Regulatory and policy context, while not specified in the source, is part of the broader backdrop for why microtransactions in single-player games have become a board-level concern. Consumer protection regulators and lawmakers in various jurisdictions have repeatedly scrutinized disclosure, fairness, and whether digital purchases are clear and non-deceptive. Even when enforcement actions are not imminent, the mere possibility can affect how quickly companies change shop policies, UI disclosure, and pricing structures. And Steam backlash can become evidence that policy scrutiny may escalate, because it reflects persistent customer dissatisfaction and transparency concerns.
The fact that Resynced’s early financial outlook is described as tracking to outperform a different Assassin's Creed title, Assassin's Creed Shadows, also signals how much pressure is on franchise publishers to hit specific performance targets. When a board sees one franchise entry tracking toward a higher gross revenue number, there is often a temptation to treat that as validation. The trouble is that sentiment shocks do not wait for quarterly guidance. Review-bombing can surface late-stage product decisions, not just marketing decisions. It can also influence how partners, creators, and influencers cover the game, which in turn affects sales velocity.

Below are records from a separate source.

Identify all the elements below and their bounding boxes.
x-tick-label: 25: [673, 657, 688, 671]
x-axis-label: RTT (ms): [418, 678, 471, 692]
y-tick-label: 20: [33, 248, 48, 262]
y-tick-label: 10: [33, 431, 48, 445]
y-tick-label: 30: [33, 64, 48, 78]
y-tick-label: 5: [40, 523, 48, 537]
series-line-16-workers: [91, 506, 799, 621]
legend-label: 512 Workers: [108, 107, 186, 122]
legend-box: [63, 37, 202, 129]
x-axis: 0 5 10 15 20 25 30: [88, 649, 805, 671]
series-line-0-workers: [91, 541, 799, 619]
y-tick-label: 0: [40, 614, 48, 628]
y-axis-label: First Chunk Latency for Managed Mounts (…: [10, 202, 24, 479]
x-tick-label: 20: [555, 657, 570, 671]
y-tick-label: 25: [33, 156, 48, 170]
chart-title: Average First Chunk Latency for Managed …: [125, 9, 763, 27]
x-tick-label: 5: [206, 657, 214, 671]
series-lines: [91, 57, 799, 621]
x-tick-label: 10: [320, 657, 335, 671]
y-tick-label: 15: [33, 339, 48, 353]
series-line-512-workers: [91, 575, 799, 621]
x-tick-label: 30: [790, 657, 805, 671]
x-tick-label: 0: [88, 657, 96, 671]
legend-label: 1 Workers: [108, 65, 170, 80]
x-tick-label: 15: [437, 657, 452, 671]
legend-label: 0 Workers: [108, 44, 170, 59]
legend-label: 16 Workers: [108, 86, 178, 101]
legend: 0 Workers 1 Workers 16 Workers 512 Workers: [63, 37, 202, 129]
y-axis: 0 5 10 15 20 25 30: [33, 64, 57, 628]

So what does this mean for leaders watching from the sidelines? For other publishers, Resynced is a live case study in how launch economics and community trust can move in different directions at the same time. The headline number, “roughly $14m in gross revenue,” indicates momentum and commercial potential. The Steam review-bombing over single-player microtransactions indicates that player trust is already being tested. If you are managing a portfolio, you have to plan for both outcomes, not just the best-case revenue trajectory.
For executives, boards, and investors, the strategic stakes are clear. Early gross revenue can look like momentum, but it can also mask issues that become expensive later, when customer perception hardens. The question is not whether Resynced can sell. It is whether Ubisoft can convert projected pre-launch performance into sustainable customer satisfaction and long-term franchise health, despite the early review backlash over how the game monetizes in single-player.